The study aims to construct a predictive model of VTE for hospitalized cancer patients with machine learnings. The Logistic regression model, the Support Vector Machine model, the Random Forest model and the XGBoost model included 33, 24, 32, and 35 features, respectively. It demonstrated that the ML model has advantages in dealing with a large number of clinical features. According to the validation of the performance of VTE prediction, all ML models can effectively predict the risk of VTE. The results showed the XG Boost algorithm had the best performance with the highest AUROC. The model can provide a reference for VTE prediction in hospitalized cancer patients. Early forecast and identification could help reduce the VTE in cancer inpatients. We found the XGBoost and the Support Vector Machine are superior to traditional logistic regression in developing a prediction model.
The results provided some risk predictors of VTE in hospitalized cancer patients. Features selected in four ML models include diabetes, renal failure, distant metastasis, lymph node metastasis, times of chemotherapy, D-dimer, fibrin degradation products, international normalized ratio, vascular access carrier, pleural metastasis, hematological malignancies, gynecological tumour, and squamous cell carcinoma. Diabetes and renal failure are essential risk factors of VTE, which are consistent with previous evidence.[15, 16] The results showed cancer-related features influenced the VTE risk in cancer population, such as distant metastasis (especially pleural metastasis), lymph node metastasis, type of tumour (especially hematological malignancies and gynecological tumour), squamous cell carcinoma and times of chemotherapy. It was supported by Weitz et al.[17] Coagulation indicators of fibrin degradation products, international normalized ratio, and D-dimer revealed the predictive performance for VTE. It is consistent with Posch et al.[18]
Some interesting findings were shown in the importance rankings of features in the XGBoost model. Pleural metastasis was found as an important risk factor of VTE for the first time. One possible explanation is that a worse prognosis is associated with coagulation dysfunction compared with distant metastases. Joubert et al.[19] found that patients with pleural metastasis had a significantly lower survival compared to those with other distant metastases (25 vs 52 months; HR = 0.49). The results showed D-dimer, fibrin degradation products, international normalized ratio, antithrombin III, and high sensitivity C-reactive protein were predictive factors in the XGBoost model. It demonstrated the addition of laboratory indicators in risk assessment models is promising, as the conclusion of Ferroni et al.[20] Open abdominal procedures were found a higher weight of VTE risk compared with other types of the open surgery.
No risk assessment model has been designed explicitly for inpatients with cancer.[10] The Khorana score is a widely recommended risk stratification tool for cancer patients by many guidelines currently.[21] Compared to the Khorana score, there are some advantages of the XGBoost model. First, laboratory indicators on admission were collected as features rather than those before chemotherapy. We could evaluate the risk of cancer-associated venous thromboembolism based on laboratory indicators on admission. It solved the problem of getting data before chemotherapy to calculate the Khorana score. Second, our model found more risk factors of cancer-associated venous thromboembolism.
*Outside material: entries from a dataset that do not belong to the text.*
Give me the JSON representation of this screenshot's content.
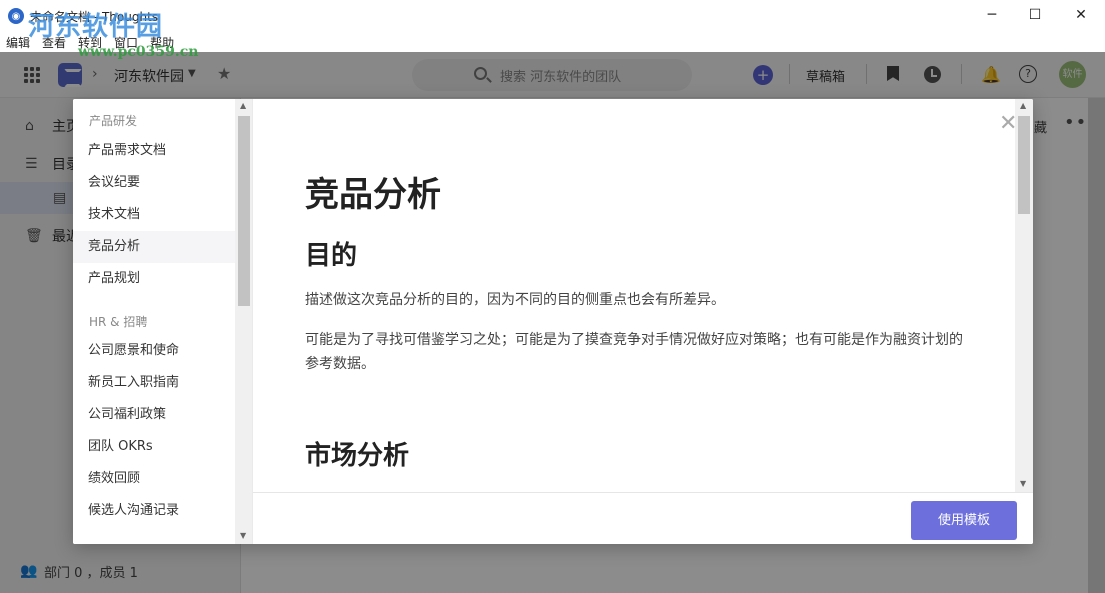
{
  "window": {
    "title": "未命名文档 - Thoughts",
    "minimize": "─",
    "maximize": "☐",
    "close": "✕"
  },
  "watermark": {
    "main": "河东软件园",
    "url": "www.pc0359.cn"
  },
  "menu": [
    "编辑",
    "查看",
    "转到",
    "窗口",
    "帮助"
  ],
  "header": {
    "workspace": "河东软件园",
    "search_placeholder": "搜索 河东软件的团队",
    "plus": "+",
    "drafts": "草稿箱",
    "avatar_text": "软件"
  },
  "sidebar": {
    "items": [
      {
        "icon": "⌂",
        "label": "主页"
      },
      {
        "icon": "☰",
        "label": "目录"
      },
      {
        "icon": "▤",
        "label": ""
      },
      {
        "icon": "🗑",
        "label": "最近"
      }
    ],
    "footer": "部门 0 ，成员 1"
  },
  "background_right": {
    "fragment": "藏",
    "more": "•••"
  },
  "modal": {
    "groups": [
      {
        "name": "产品研发",
        "items": [
          "产品需求文档",
          "会议纪要",
          "技术文档",
          "竞品分析",
          "产品规划"
        ]
      },
      {
        "name": "HR & 招聘",
        "items": [
          "公司愿景和使命",
          "新员工入职指南",
          "公司福利政策",
          "团队 OKRs",
          "绩效回顾",
          "候选人沟通记录"
        ]
      }
    ],
    "selected": "竞品分析",
    "preview": {
      "title": "竞品分析",
      "h_purpose": "目的",
      "p1": "描述做这次竞品分析的目的，因为不同的目的侧重点也会有所差异。",
      "p2": "可能是为了寻找可借鉴学习之处；可能是为了摸查竞争对手情况做好应对策略；也有可能是作为融资计划的参考数据。",
      "h_market": "市场分析"
    },
    "close": "✕",
    "use_button": "使用模板"
  }
}
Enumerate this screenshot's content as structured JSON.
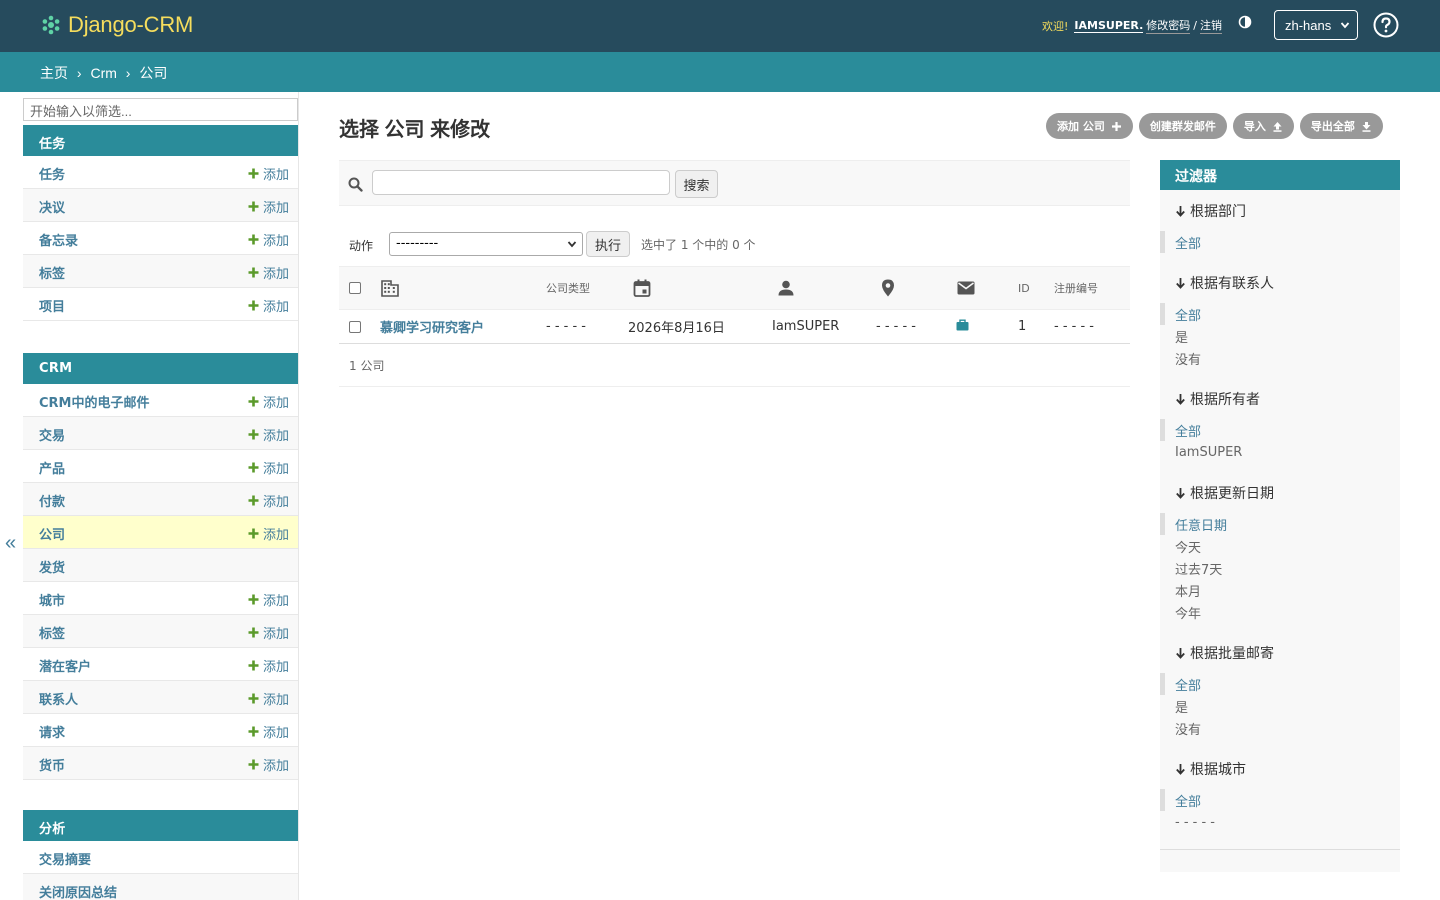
{
  "header": {
    "brand": "Django-CRM",
    "welcome": "欢迎!",
    "username": "IAMSUPER.",
    "change_password": "修改密码",
    "separator": "/",
    "logout": "注销",
    "language": "zh-hans",
    "brand_color": "#f5dd5d",
    "bg_color": "#264b5d"
  },
  "breadcrumbs": {
    "home": "主页",
    "app": "Crm",
    "current": "公司",
    "sep": "›"
  },
  "sidebar": {
    "filter_placeholder": "开始输入以筛选...",
    "modules": [
      {
        "caption": "任务",
        "rows": [
          {
            "label": "任务",
            "add": "添加"
          },
          {
            "label": "决议",
            "add": "添加"
          },
          {
            "label": "备忘录",
            "add": "添加"
          },
          {
            "label": "标签",
            "add": "添加"
          },
          {
            "label": "项目",
            "add": "添加"
          }
        ]
      },
      {
        "caption": "CRM",
        "rows": [
          {
            "label": "CRM中的电子邮件",
            "add": "添加"
          },
          {
            "label": "交易",
            "add": "添加"
          },
          {
            "label": "产品",
            "add": "添加"
          },
          {
            "label": "付款",
            "add": "添加"
          },
          {
            "label": "公司",
            "add": "添加"
          },
          {
            "label": "发货",
            "add": ""
          },
          {
            "label": "城市",
            "add": "添加"
          },
          {
            "label": "标签",
            "add": "添加"
          },
          {
            "label": "潜在客户",
            "add": "添加"
          },
          {
            "label": "联系人",
            "add": "添加"
          },
          {
            "label": "请求",
            "add": "添加"
          },
          {
            "label": "货币",
            "add": "添加"
          }
        ]
      },
      {
        "caption": "分析",
        "rows": [
          {
            "label": "交易摘要",
            "add": ""
          },
          {
            "label": "关闭原因总结",
            "add": ""
          }
        ]
      }
    ],
    "toggle": "«",
    "accent": "#2a8c9a",
    "link_color": "#447e9b",
    "add_color": "#5b9a2b",
    "current_bg": "#ffffcc"
  },
  "main": {
    "title": "选择 公司 来修改",
    "tools": {
      "add": "添加 公司",
      "mass_mail": "创建群发邮件",
      "import": "导入",
      "export": "导出全部"
    },
    "search_button": "搜索",
    "search_value": "",
    "actions_label": "动作",
    "action_selected": "---------",
    "go": "执行",
    "counter": "选中了 1 个中的 0 个",
    "columns": [
      "company-icon",
      "公司类型",
      "date-icon",
      "owner-icon",
      "location-icon",
      "mail-icon",
      "ID",
      "注册编号"
    ],
    "rows": [
      {
        "name": "慕卿学习研究客户",
        "type": "- - - - -",
        "date": "2026年8月16日",
        "owner": "IamSUPER",
        "location": "- - - - -",
        "mail": "briefcase-icon",
        "id": "1",
        "reg": "- - - - -"
      }
    ],
    "paginator": "1 公司"
  },
  "filter": {
    "title": "过滤器",
    "groups": [
      {
        "title": "根据部门",
        "options": [
          "全部"
        ]
      },
      {
        "title": "根据有联系人",
        "options": [
          "全部",
          "是",
          "没有"
        ]
      },
      {
        "title": "根据所有者",
        "options": [
          "全部",
          "IamSUPER"
        ]
      },
      {
        "title": "根据更新日期",
        "options": [
          "任意日期",
          "今天",
          "过去7天",
          "本月",
          "今年"
        ]
      },
      {
        "title": "根据批量邮寄",
        "options": [
          "全部",
          "是",
          "没有"
        ]
      },
      {
        "title": "根据城市",
        "options": [
          "全部",
          "- - - - -"
        ]
      }
    ]
  }
}
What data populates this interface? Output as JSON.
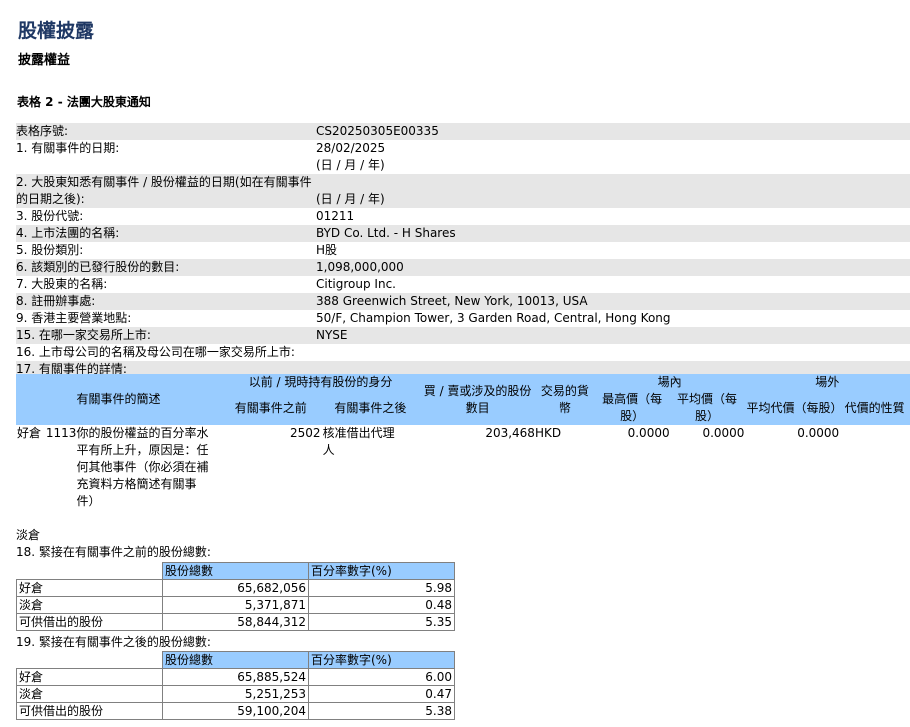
{
  "header": {
    "title": "股權披露",
    "subtitle": "披露權益",
    "form_name": "表格 2 - 法團大股東通知"
  },
  "details": [
    {
      "label": "表格序號:",
      "value": "CS20250305E00335",
      "shade": true
    },
    {
      "label": "1. 有關事件的日期:",
      "value": "28/02/2025",
      "note": "(日 / 月 / 年)",
      "shade": false
    },
    {
      "label": "2. 大股東知悉有關事件 / 股份權益的日期(如在有關事件",
      "label2": "的日期之後):",
      "value": "",
      "note": "(日 / 月 / 年)",
      "shade": true
    },
    {
      "label": "3. 股份代號:",
      "value": "01211",
      "shade": false
    },
    {
      "label": "4. 上市法團的名稱:",
      "value": "BYD Co. Ltd. - H Shares",
      "shade": true
    },
    {
      "label": "5. 股份類別:",
      "value": "H股",
      "shade": false
    },
    {
      "label": "6. 該類別的已發行股份的數目:",
      "value": "1,098,000,000",
      "shade": true
    },
    {
      "label": "7. 大股東的名稱:",
      "value": "Citigroup Inc.",
      "shade": false
    },
    {
      "label": "8. 註冊辦事處:",
      "value": "388 Greenwich Street, New York, 10013, USA",
      "shade": true
    },
    {
      "label": "9. 香港主要營業地點:",
      "value": "50/F, Champion Tower, 3 Garden Road, Central, Hong Kong",
      "shade": false
    },
    {
      "label": "15. 在哪一家交易所上市:",
      "value": "NYSE",
      "shade": true
    },
    {
      "label": "16. 上市母公司的名稱及母公司在哪一家交易所上市:",
      "value": "",
      "shade": false
    },
    {
      "label": "17. 有關事件的詳情:",
      "value": "",
      "shade": true
    }
  ],
  "event_table": {
    "headers": {
      "summary": "有關事件的簡述",
      "capacity": "以前 / 現時持有股份的身分",
      "before": "有關事件之前",
      "after": "有關事件之後",
      "shares": "買 / 賣或涉及的股份數目",
      "currency": "交易的貨幣",
      "onexch": "場內",
      "offexch": "場外",
      "high": "最高價（每股）",
      "avg": "平均價（每股）",
      "avg_off": "平均代價（每股）",
      "consideration": "代價的性質"
    },
    "row": {
      "position": "好倉",
      "code": "1113",
      "summary": "你的股份權益的百分率水平有所上升，原因是：任何其他事件（你必須在補充資料方格簡述有關事件）",
      "before_code": "2502",
      "after": "核准借出代理人",
      "shares": "203,468",
      "currency": "HKD",
      "high": "0.0000",
      "avg": "0.0000",
      "avg_off": "0.0000"
    },
    "short_label": "淡倉"
  },
  "section18": {
    "title": "18. 緊接在有關事件之前的股份總數:",
    "col1": "股份總數",
    "col2": "百分率數字(%)",
    "rows": [
      {
        "label": "好倉",
        "shares": "65,682,056",
        "pct": "5.98"
      },
      {
        "label": "淡倉",
        "shares": "5,371,871",
        "pct": "0.48"
      },
      {
        "label": "可供借出的股份",
        "shares": "58,844,312",
        "pct": "5.35"
      }
    ]
  },
  "section19": {
    "title": "19. 緊接在有關事件之後的股份總數:",
    "col1": "股份總數",
    "col2": "百分率數字(%)",
    "rows": [
      {
        "label": "好倉",
        "shares": "65,885,524",
        "pct": "6.00"
      },
      {
        "label": "淡倉",
        "shares": "5,251,253",
        "pct": "0.47"
      },
      {
        "label": "可供借出的股份",
        "shares": "59,100,204",
        "pct": "5.38"
      }
    ]
  },
  "colors": {
    "title": "#1f3864",
    "header_bg": "#99ccff",
    "shade": "#e6e6e6"
  }
}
For example, open abdominal surgery was added to the model, supported by American Society of Hematology 2019 guidelines[22]. Times of chemotherapy was added to the model. Comorbidities, including hypertension, hyperthyroid, serious infection, diabetes, chronic heart failure and renal failure, were added to the model, which were risk factors of VTE in previous studies.[23] They were identified as risk factors of VTE as previous studies, but also permutation scores were described in the model. Identifying significant clinical risk factors could assist the clinicians and nurses adopt measures for modifiable factors quickly. By ranking the importance of risk factors, it could help patients understand the severity of risk factors.
Although there are many features in the model, most of them could capture from HIS. It is feasible to calculate the risk level of VTE through a small program placed in Hospital Information System. It reduced the clinical burden to assess the risk of VTE manually, and it could provide support for practitioner decisions effectively.
Limitations First, data were obtained from a single hospital retrospectively. Second, several missing values may affect the model performance. Third, overfitting existed in the Random Forest model. One possible explanation is the lack of a larger sample size in the training set. An extensive database produced a stable predictive model. Finally, the outcome variable (VTE) was identified using discharge diagnosis codes. Usually, most asymptomatic VTE events were not detected. Therefore, the predictive model may have limited ability to identify asymptomatic VTE. External validation is required to evaluate the generalization ability of the models.